One of the great pleasures of the Finborough Theatre is rediscovering forgotten plays. The intimacy of the venue, the pitch perfect casting and direction – this venue specializes in reanimating the quaint and making it live. Cyril’s Success, a burlesque by H.J. Byron, was last performed 127 years ago in London. Given the passage of time one’s entitled to ask, do the jokes still land? The good news is that they do. The prolific playwright wrote many pantomimes and this bawdy play shares many of the tropes – riotous word play, asides to the audience, comic exaggeration and lashings of dry wit. It is in turn, broad, farcical and sentimental, and whereas the mawkishness may have aged (though you’re more than primed to embrace it), the self-referential asides, poking fun at theatre, the acting profession, and the critics, has not.

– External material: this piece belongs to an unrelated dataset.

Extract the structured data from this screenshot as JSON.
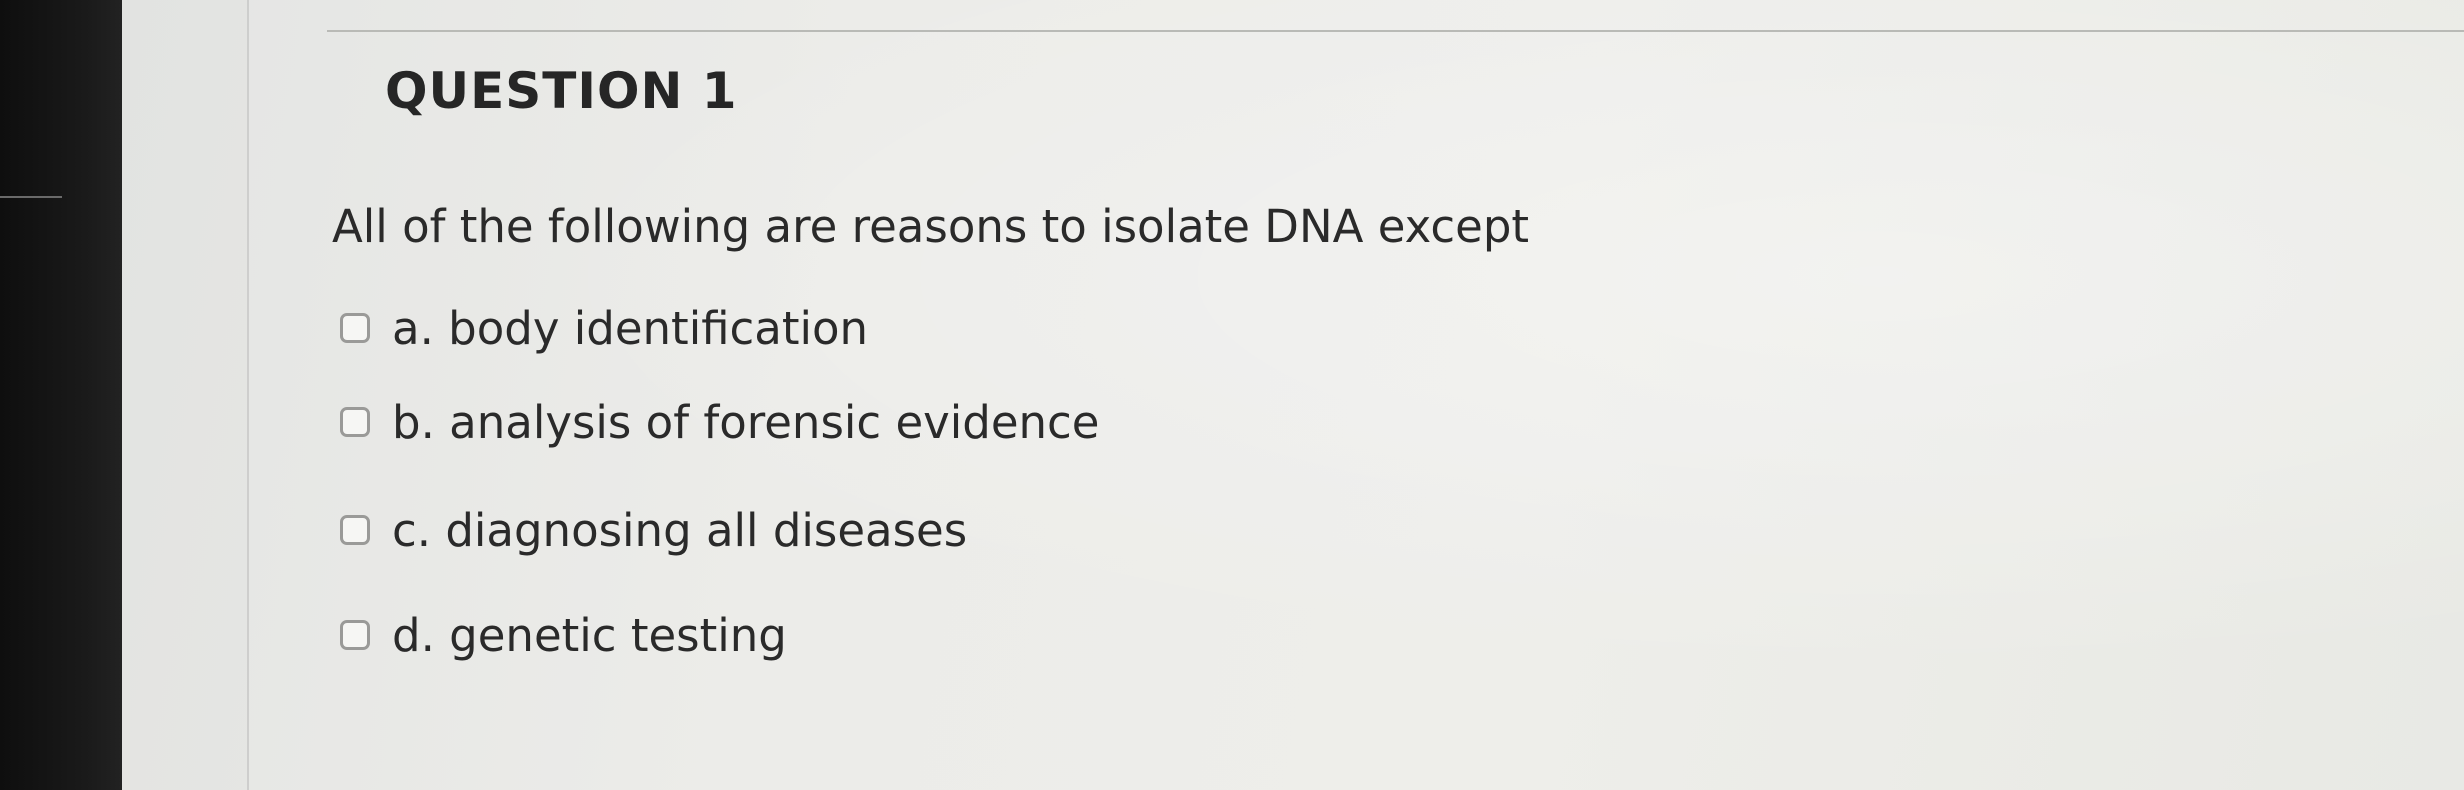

What a joy it is to see a 150 year-old play and discover, with only a modest mental adjustment, Byron’s great sense of humour – his taste for silliness, absurdity and the sending up of theatrical convention. It’s as joyful and sharp as, one imagines, it ever was.
As we’ve come to expect from a Finborough production, director Hannah Boland Moore, and a cracking cast headed by Isabella Marshall and Tim Gibson, evoke the spirit of the age, delivering a show that reproduces this now passé genre with great fidelity. We’re reminded, in more cynical times, why H.J. Byron was one of the most successful playwrights of his day. His gift, showcased here, was to be able to craft great crowd pleasers. Cyril’s Success has a lot of fun pricking pomposity and sending up social niceties. For the modern patron there’s an insight into Victorian audiences, in turn as sophisticated and broad as we are today, who liked a bit of both in their lampoons.
A charming and funny evening, then. We’re indebted to the Finborough for plucking this one from obscurity. See it while you can.